Admirable contraste ! à ces voix innombrables, à ces chants, à ces murmures, à toutes ces harmonies de la journée, avait succédé un silence profond ; tout se taisait autour de nous ; pas un bruit lointain ne frappait notre oreille, des mouches aux ailes de feu * semaient dans l’air, en voltigeant, mille bluettes enflammées, qu’on eût prises pour les étincelles d’un vaste incendie, sans la délicieuse fraîcheur qui régnait autour d’elles.

[Note du copiste : * Les Notes d’auteur en fin d’ouvrage ne comportent aucune référence à l’astérique dans le paragraphe ci-dessus. ]

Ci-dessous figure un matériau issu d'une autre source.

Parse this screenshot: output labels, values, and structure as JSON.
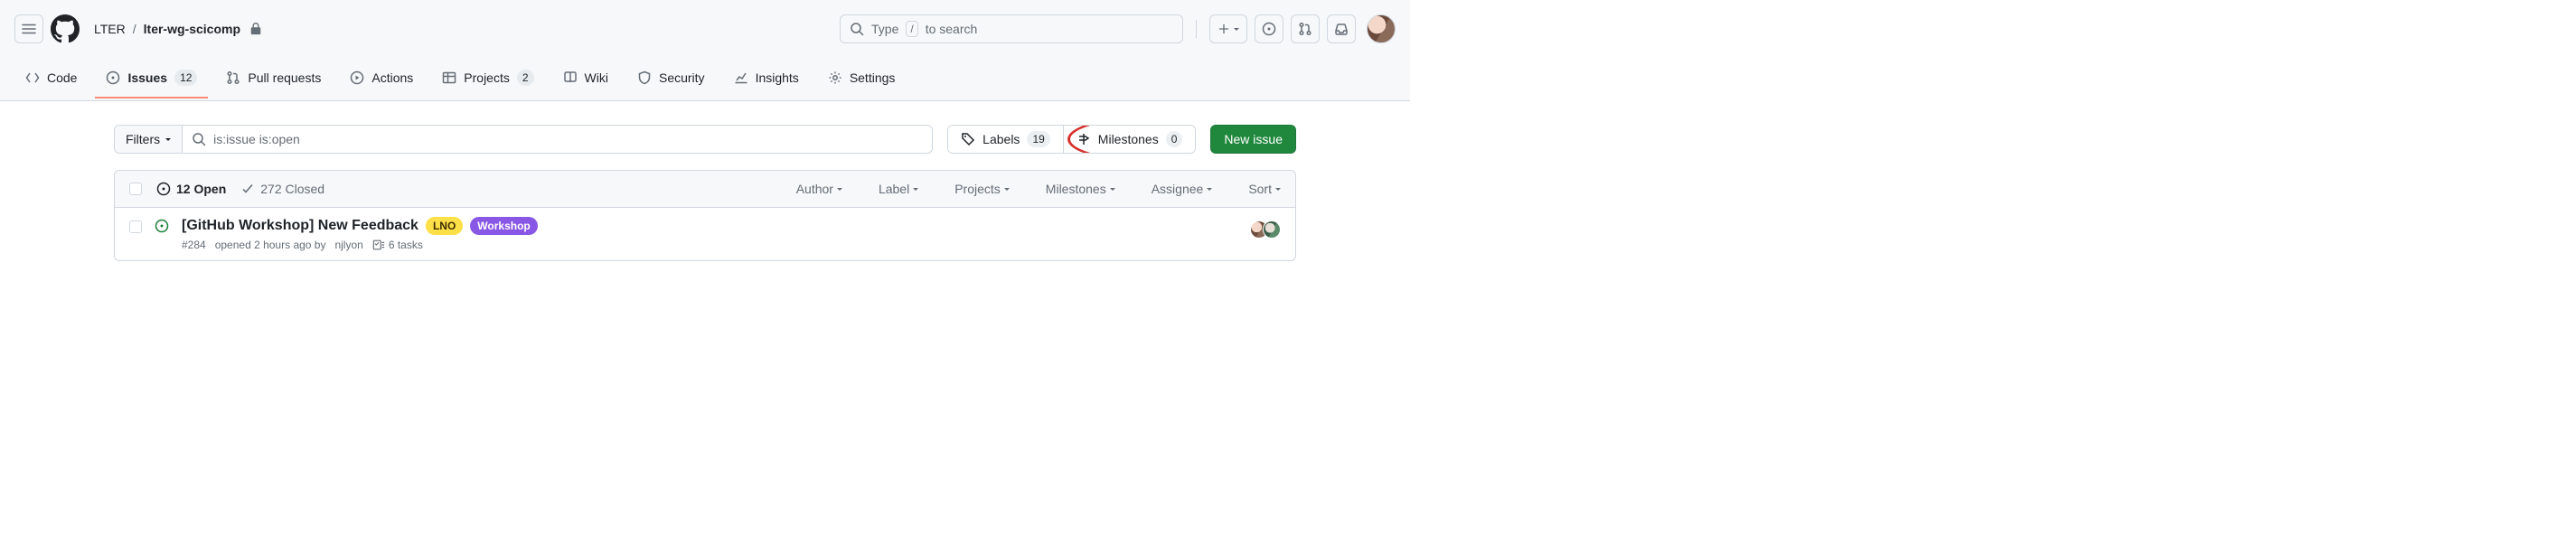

Tout pleins du calme que nous respirions, incapables de prononcer une parole, nous retenions notre souffle de peur de troubler le silence de la nature ; nous demeurions immobiles, et notre canot s’en allait au gré du courant. Déjà, dépassant la cime des grands pins, la lune projetait sur nous sa clarté mystérieuse, et reflétait ses rayons tremblants sur la surface de l’onde, légèrement agitée par notre frêle esquif ; la paix de l’atmosphère était entrée dans nos âmes ; nous ne pensions point, nous avions le cœur plein ; notre bonheur s’était modifié comme la nature elle-même, tout-à-l’heure si vive, si ardente, si animée, maintenant tranquille et muette. C’était le soir, tendre crépuscule du désert et du cœur, douce rosée qui venait rafraîchir nos âmes brûlées par les passions du jour.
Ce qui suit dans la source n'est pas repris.